A week ago, 15-year-old Ashleigh Barty won the Australian Open Wildcard Play-off in Australia, and this past weekend another youngster – 16-year-old Madison Keys – won the American version of the event. Keys, who was the No.6 seed in the eight woman, single elimination draw, was nearly beaten in the quarterfinals, saving a match point down 7-6 in the third set to beat No.3 seed Jamie Hampton, 36 64 97. She then recorded another comeback victory in the semifinals, ousting No.2 seed Alison Riske, 36 64 61. “I prefer not to go three sets if I have the choice, but if I lose the first set then of course I want to go three,” Keys said after toughing out her semifinal victory. “I just try and focus on playing better than I did in the previous set.” History would not repeat itself in Sunday’s final, as Keys won the first set against No.5 seed Gail Brodsky then closed her out in straights, 63 64.
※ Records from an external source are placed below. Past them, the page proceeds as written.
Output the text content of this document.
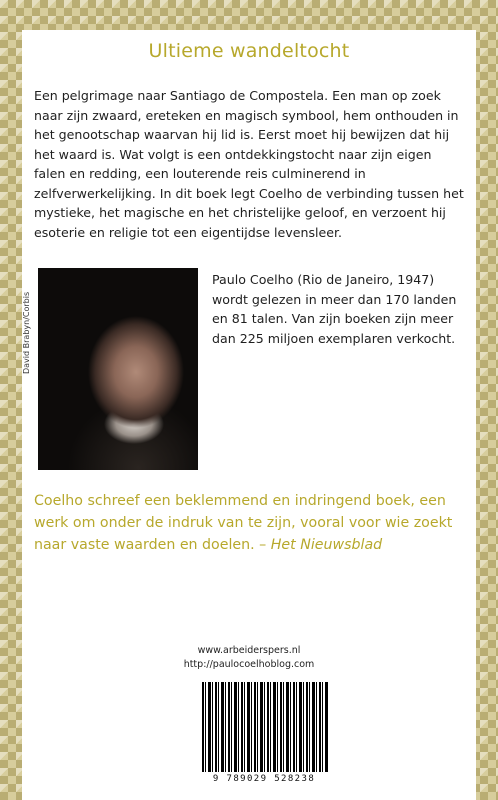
Ultieme wandeltocht

Een pelgrimage naar Santiago de Compostela. Een man op zoek naar zijn zwaard, ereteken en magisch symbool, hem onthouden in het genootschap waarvan hij lid is. Eerst moet hij bewijzen dat hij het waard is. Wat volgt is een ontdekkingstocht naar zijn eigen falen en redding, een louterende reis culminerend in zelfverwerkelijking. In dit boek legt Coelho de verbinding tussen het mystieke, het magische en het christelijke geloof, en verzoent hij esoterie en religie tot een eigentijdse levensleer.

David Brabyn/Corbis

Paulo Coelho (Rio de Janeiro, 1947) wordt gelezen in meer dan 170 landen en 81 talen. Van zijn boeken zijn meer dan 225 miljoen exemplaren verkocht.

Coelho schreef een beklemmend en indringend boek, een werk om onder de indruk van te zijn, vooral voor wie zoekt naar vaste waarden en doelen. – Het Nieuwsblad

www.arbeiderspers.nl
http://paulocoelhoblog.com
9 789029 528238
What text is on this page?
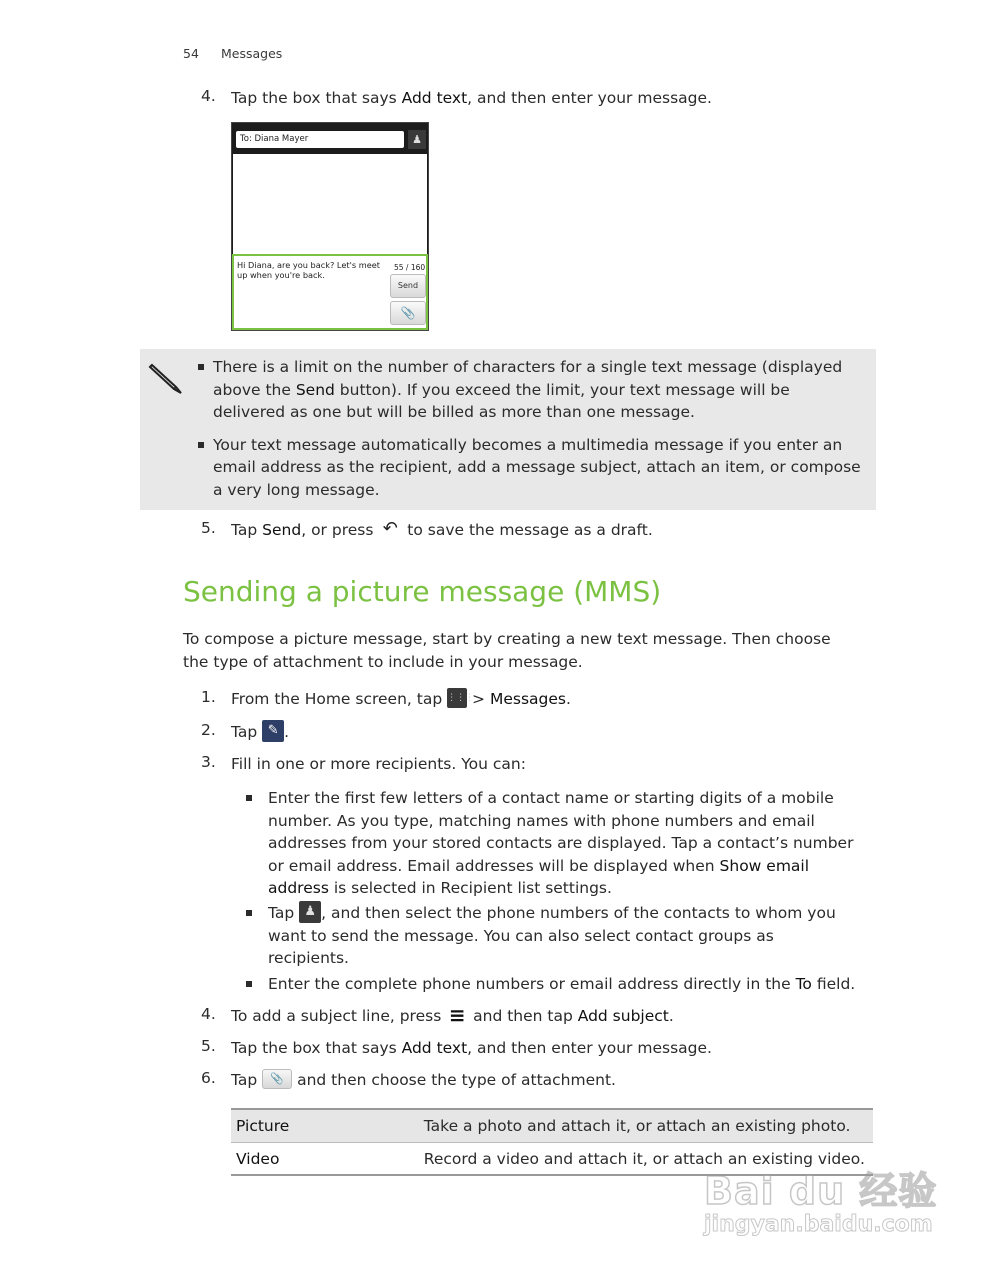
54 Messages
4. Tap the box that says Add text, and then enter your message.
To: Diana Mayer	♟
Hi Diana, are you back? Let's meet up when you're back.
55 / 160
Send
📎
There is a limit on the number of characters for a single text message (displayed
above the Send button). If you exceed the limit, your text message will be
delivered as one but will be billed as more than one message.
Your text message automatically becomes a multimedia message if you enter an
email address as the recipient, add a message subject, attach an item, or compose
a very long message.
5. Tap Send, or press ↶ to save the message as a draft.
Sending a picture message (MMS)
To compose a picture message, start by creating a new text message. Then choose
the type of attachment to include in your message.
1. From the Home screen, tap ⋮⋮⋮ > Messages.
2. Tap ✎ .
3. Fill in one or more recipients. You can:
Enter the first few letters of a contact name or starting digits of a mobile
number. As you type, matching names with phone numbers and email
addresses from your stored contacts are displayed. Tap a contact’s number
or email address. Email addresses will be displayed when Show email
address is selected in Recipient list settings.
Tap ♟ , and then select the phone numbers of the contacts to whom you
want to send the message. You can also select contact groups as
recipients.
Enter the complete phone numbers or email address directly in the To field.
4. To add a subject line, press ≡ and then tap Add subject.
5. Tap the box that says Add text, and then enter your message.
6. Tap 📎 and then choose the type of attachment.
Picture	Take a photo and attach it, or attach an existing photo.
Video	Record a video and attach it, or attach an existing video.
Bai du 经验
jingyan.baidu.com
“I’m starting to like these wildcard play-offs,” said Keys, who won a similar event in the summer to get a wildcard for the US Open. “I didn’t feel any pressure. I’m one of the younger ones still so I’m not supposed to win these matches. “I knew she was getting pressured by my power. My serve came in handy.” Keys first made headlines two and a half years ago at the clay court event in Ponte Vedra Beach, Florida, when she became the seventh-youngest player ever to win a WTA main draw match (she was 14 years and 48 days old at the time, preceded by 13-year-olds Mary Joe Fernandez, Jennifer Capriati and Steffi Graf and 14-year-olds Martina Hingis, Kathy Rinaldi and Tracy Austin). A few months ago, after winning the aforementioned wildcard into the US Open, she beat WTA veteran Jill Craybas to reach the second round, where she then fell to Lucie Safarova – who ended up finishing the season ranked No.25. Now the Illinois-born Keys will play her second Grand Slam main draw.
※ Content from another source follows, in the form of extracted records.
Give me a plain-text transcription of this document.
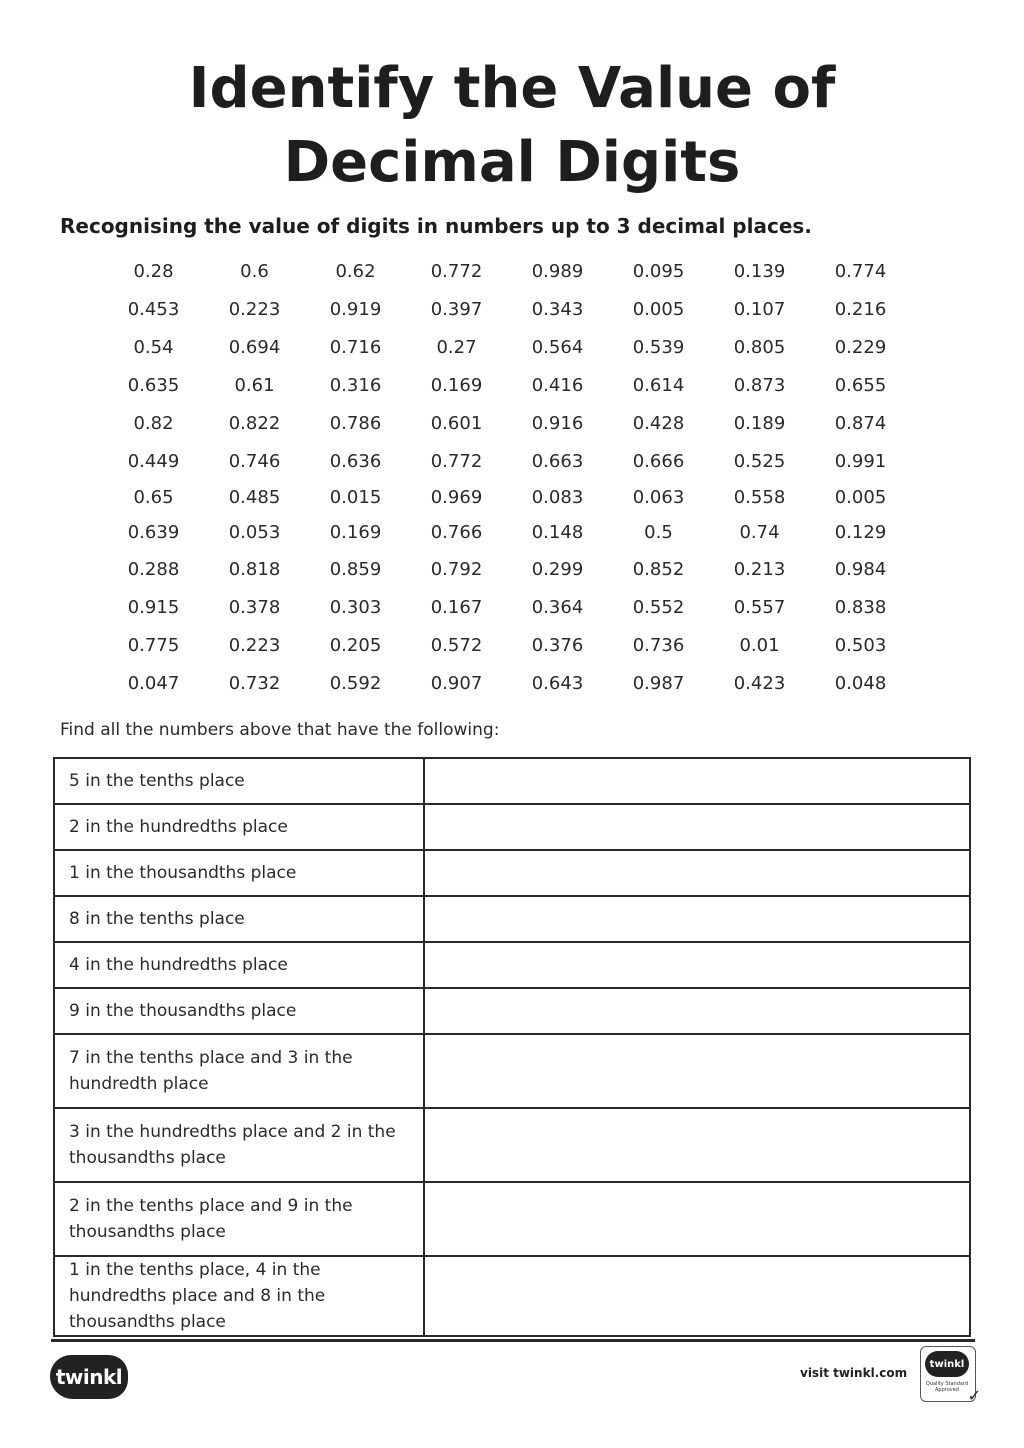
Identify the Value of
Decimal Digits

Recognising the value of digits in numbers up to 3 decimal places.

0.28	0.6	0.62	0.772	0.989	0.095	0.139	0.774
0.453	0.223	0.919	0.397	0.343	0.005	0.107	0.216
0.54	0.694	0.716	0.27	0.564	0.539	0.805	0.229
0.635	0.61	0.316	0.169	0.416	0.614	0.873	0.655
0.82	0.822	0.786	0.601	0.916	0.428	0.189	0.874
0.449	0.746	0.636	0.772	0.663	0.666	0.525	0.991
0.65	0.485	0.015	0.969	0.083	0.063	0.558	0.005
0.639	0.053	0.169	0.766	0.148	0.5	0.74	0.129
0.288	0.818	0.859	0.792	0.299	0.852	0.213	0.984
0.915	0.378	0.303	0.167	0.364	0.552	0.557	0.838
0.775	0.223	0.205	0.572	0.376	0.736	0.01	0.503
0.047	0.732	0.592	0.907	0.643	0.987	0.423	0.048

Find all the numbers above that have the following:

5 in the tenths place	
2 in the hundredths place	
1 in the thousandths place	
8 in the tenths place	
4 in the hundredths place	
9 in the thousandths place	
7 in the tenths place and 3 in the hundredth place	
3 in the hundredths place and 2 in the thousandths place	
2 in the tenths place and 9 in the thousandths place	
1 in the tenths place, 4 in the hundredths place and 8 in the thousandths place	
twinkl	visit twinkl.com
twinkl
Quality Standard Approved ✓
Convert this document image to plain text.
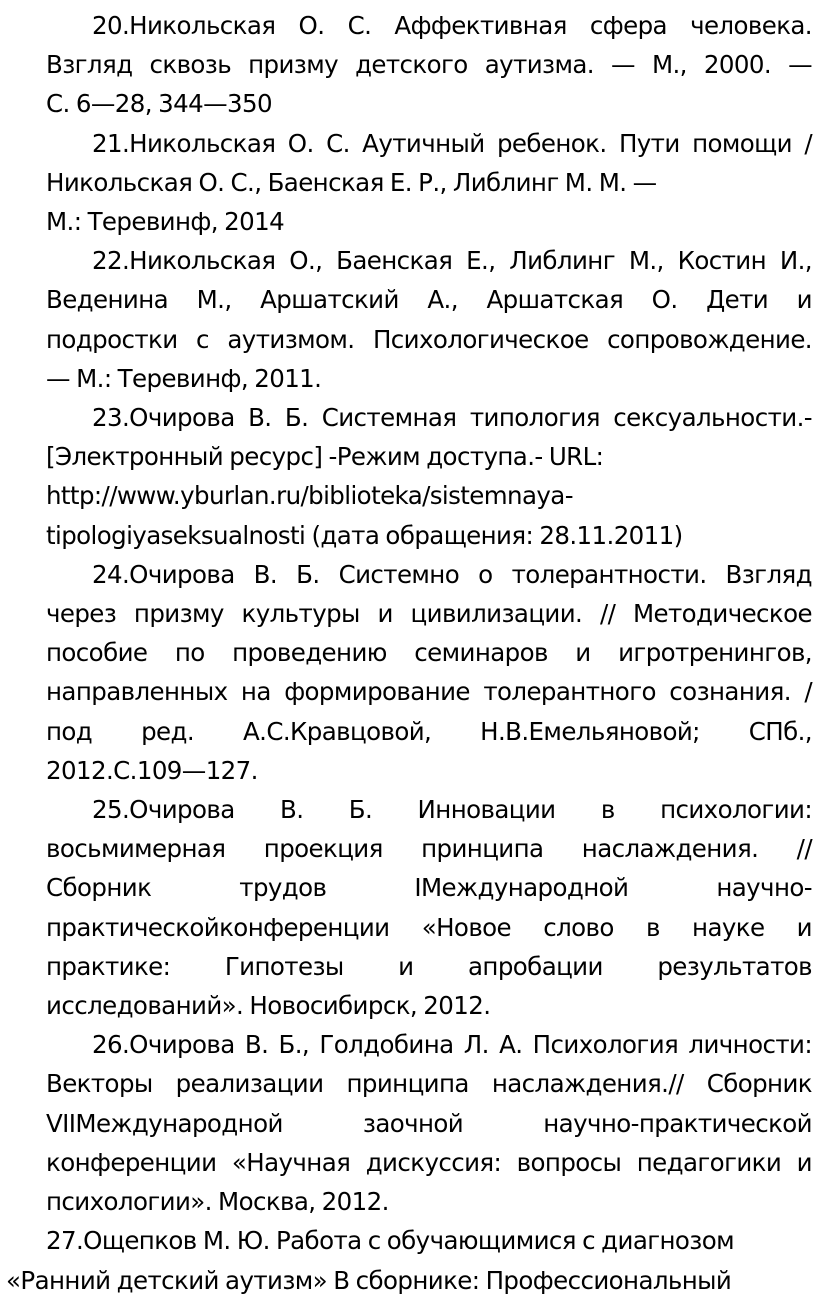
20.Никольская О. С. Аффективная сфера человека.
Взгляд сквозь призму детского аутизма. — М., 2000. —
С. 6—28, 344—350

21.Никольская О. С. Аутичный ребенок. Пути помощи /
Никольская О. С., Баенская Е. Р., Либлинг М. М. —
М.: Теревинф, 2014

22.Никольская О., Баенская Е., Либлинг М., Костин И.,
Веденина М., Аршатский А., Аршатская О. Дети и
подростки с аутизмом. Психологическое сопровождение.
— М.: Теревинф, 2011.

23.Очирова В. Б. Системная типология сексуальности.-
[Электронный ресурс] -Режим доступа.- URL:
http://www.yburlan.ru/biblioteka/sistemnaya-
tipologiyaseksualnosti (дата обращения: 28.11.2011)

24.Очирова В. Б. Системно о толерантности. Взгляд
через призму культуры и цивилизации. // Методическое
пособие по проведению семинаров и игротренингов,
направленных на формирование толерантного сознания. /
под ред. А.С.Кравцовой, Н.В.Емельяновой; СПб.,
2012.С.109—127.

25.Очирова В. Б. Инновации в психологии:
восьмимерная проекция принципа наслаждения. //
Сборник трудов IМеждународной научно-
практическойконференции «Новое слово в науке и
практике: Гипотезы и апробации результатов
исследований». Новосибирск, 2012.

26.Очирова В. Б., Голдобина Л. А. Психология личности:
Векторы реализации принципа наслаждения.// Сборник
VIIМеждународной заочной научно-практической
конференции «Научная дискуссия: вопросы педагогики и
психологии». Москва, 2012.

27.Ощепков М. Ю. Работа с обучающимися с диагнозом
«Ранний детский аутизм» В сборнике: Профессиональный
“It still hasn’t hit me yet. I’m just really excited to be going to Australia. Just like the US Open, it’s going to take a couple of days before it sinks in.” Brodsky had also upset two Top 4 seeds en route to the final, first No.4 seed Melanie Oudin, 64 46 64, then No.1 seed Coco Vandeweghe, 63 36 97. “I was a little bit fatigued but Madison had tough matches this weekend too. She was in the same position I was,” Brodsky said. “There’s really not much negative I can say about the way she played today. I just didn’t have enough to beat her – anything I was throwing at her was not good enough. But I’m not upset with myself because I know there’s not much else I could have done.”